The Fed Chief acknowledged that economic numbers from the first half of 2011 were less than impressive. Attributing the dismal 9.2% unemployment rate from the June jobs report to a
“slowdown in aggregate demand… centered in the household sector,” Bernanke concluded that the “willingness of consumers to spend will be an important determinant of the pace of recovery in the oncoming quarters.” Essentially, the pace of the recovery hinges on consumer confidence.
Bernanke made clear that the Fed — as they did in 2008 — has the capacity to pump money into the economy even after the interest rate hits zero. “Even with the federal funds rate close to zero,” he said. “We have a number of ways in which we could act to ease financial conditions further.”

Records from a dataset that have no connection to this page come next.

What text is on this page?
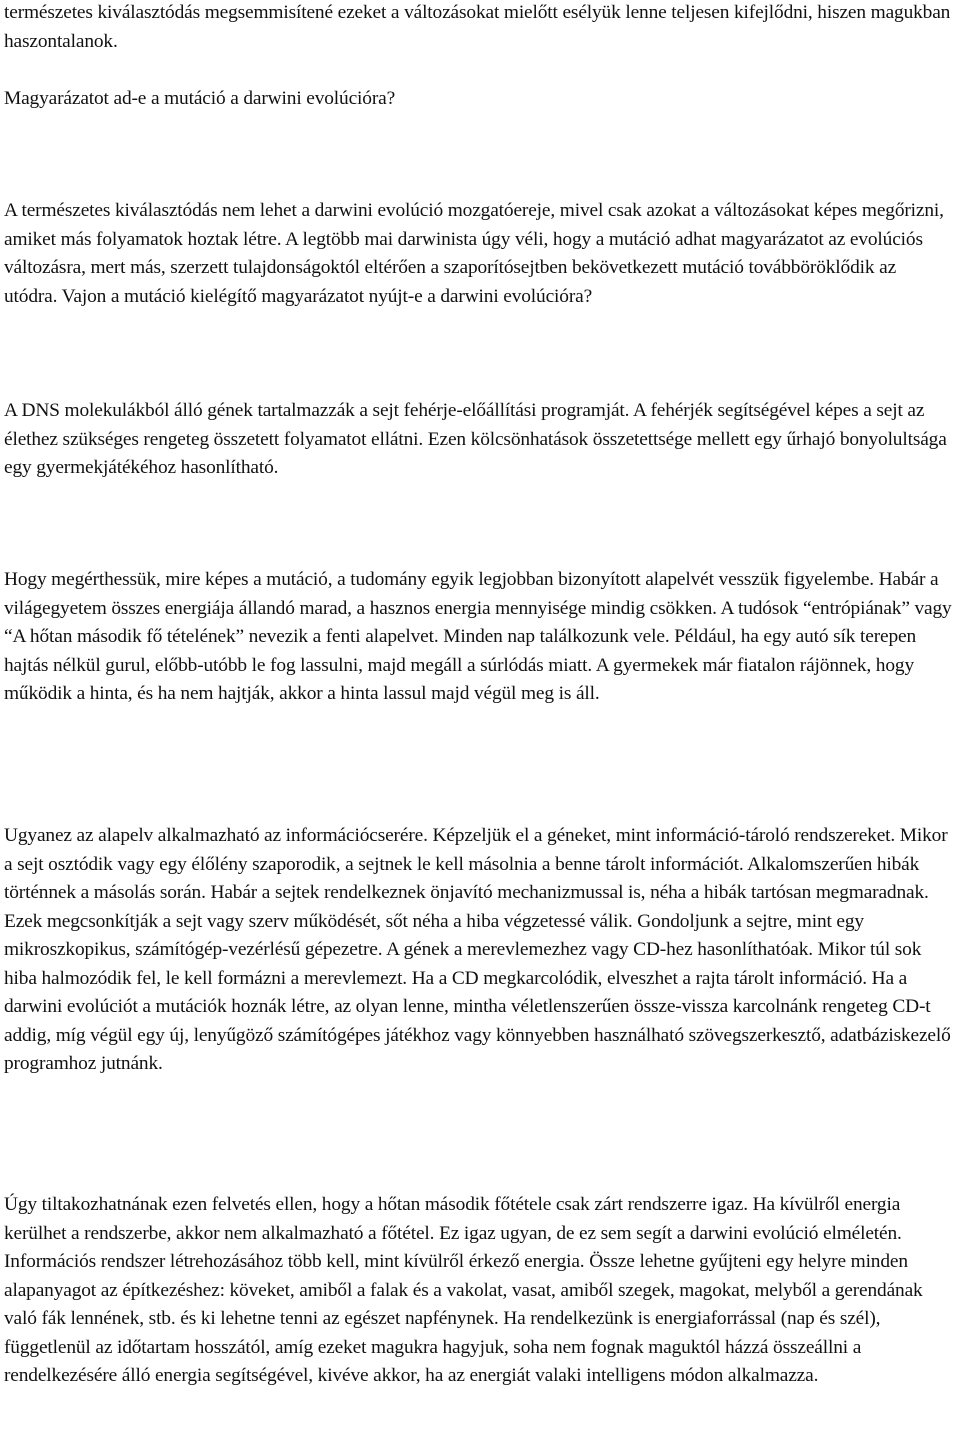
természetes kiválasztódás megsemmisítené ezeket a változásokat mielőtt esélyük lenne teljesen kifejlődni, hiszen magukban haszontalanok.

Magyarázatot ad-e a mutáció a darwini evolúcióra?

A természetes kiválasztódás nem lehet a darwini evolúció mozgatóereje, mivel csak azokat a változásokat képes megőrizni, amiket más folyamatok hoztak létre. A legtöbb mai darwinista úgy véli, hogy a mutáció adhat magyarázatot az evolúciós változásra, mert más, szerzett tulajdonságoktól eltérően a szaporítósejtben bekövetkezett mutáció továbböröklődik az utódra. Vajon a mutáció kielégítő magyarázatot nyújt-e a darwini evolúcióra?

A DNS molekulákból álló gének tartalmazzák a sejt fehérje-előállítási programját. A fehérjék segítségével képes a sejt az élethez szükséges rengeteg összetett folyamatot ellátni. Ezen kölcsönhatások összetettsége mellett egy űrhajó bonyolultsága egy gyermekjátékéhoz hasonlítható.

Hogy megérthessük, mire képes a mutáció, a tudomány egyik legjobban bizonyított alapelvét vesszük figyelembe. Habár a világegyetem összes energiája állandó marad, a hasznos energia mennyisége mindig csökken. A tudósok “entrópiának” vagy “A hőtan második fő tételének” nevezik a fenti alapelvet. Minden nap találkozunk vele. Például, ha egy autó sík terepen hajtás nélkül gurul, előbb-utóbb le fog lassulni, majd megáll a súrlódás miatt. A gyermekek már fiatalon rájönnek, hogy működik a hinta, és ha nem hajtják, akkor a hinta lassul majd végül meg is áll.

Ugyanez az alapelv alkalmazható az információcserére. Képzeljük el a géneket, mint információ-tároló rendszereket. Mikor a sejt osztódik vagy egy élőlény szaporodik, a sejtnek le kell másolnia a benne tárolt információt. Alkalomszerűen hibák történnek a másolás során. Habár a sejtek rendelkeznek önjavító mechanizmussal is, néha a hibák tartósan megmaradnak. Ezek megcsonkítják a sejt vagy szerv működését, sőt néha a hiba végzetessé válik. Gondoljunk a sejtre, mint egy mikroszkopikus, számítógép-vezérlésű gépezetre. A gének a merevlemezhez vagy CD-hez hasonlíthatóak. Mikor túl sok hiba halmozódik fel, le kell formázni a merevlemezt. Ha a CD megkarcolódik, elveszhet a rajta tárolt információ. Ha a darwini evolúciót a mutációk hoznák létre, az olyan lenne, mintha véletlenszerűen össze-vissza karcolnánk rengeteg CD-t addig, míg végül egy új, lenyűgöző számítógépes játékhoz vagy könnyebben használható szövegszerkesztő, adatbáziskezelő programhoz jutnánk.

Úgy tiltakozhatnának ezen felvetés ellen, hogy a hőtan második főtétele csak zárt rendszerre igaz. Ha kívülről energia kerülhet a rendszerbe, akkor nem alkalmazható a főtétel. Ez igaz ugyan, de ez sem segít a darwini evolúció elméletén. Információs rendszer létrehozásához több kell, mint kívülről érkező energia. Össze lehetne gyűjteni egy helyre minden alapanyagot az építkezéshez: köveket, amiből a falak és a vakolat, vasat, amiből szegek, magokat, melyből a gerendának való fák lennének, stb. és ki lehetne tenni az egészet napfénynek. Ha rendelkezünk is energiaforrással (nap és szél), függetlenül az időtartam hosszától, amíg ezeket magukra hagyjuk, soha nem fognak maguktól házzá összeállni a rendelkezésére álló energia segítségével, kivéve akkor, ha az energiát valaki intelligens módon alkalmazza.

But while Bernanke’s 2012 and 2013 growth and unemployment numbers remained relatively optimistic for a faster recovery, he acknowledged that the slowdown of the first half of this year might have lingering effects.
This all means that if slow growth continues, the Chairman may not hesitate in “deploying additional stimulus if conditions warrant.”
Of course, progressives have been urging Bernanke to use the tools at his disposal for years now in order to boost the employment rate and pace of economic growth (the recent policy known as QE2 was seen as something of a success, but worried investors who are terrified of the prospect of inflation).
If he took a hard stance on boosting employment instead of combating barely-existent inflation, both the Democrats’ electoral prospects–and the job prospects of millions of Americans–would increase markedly. But how badly does Bernanke, a moderate Republican, want this?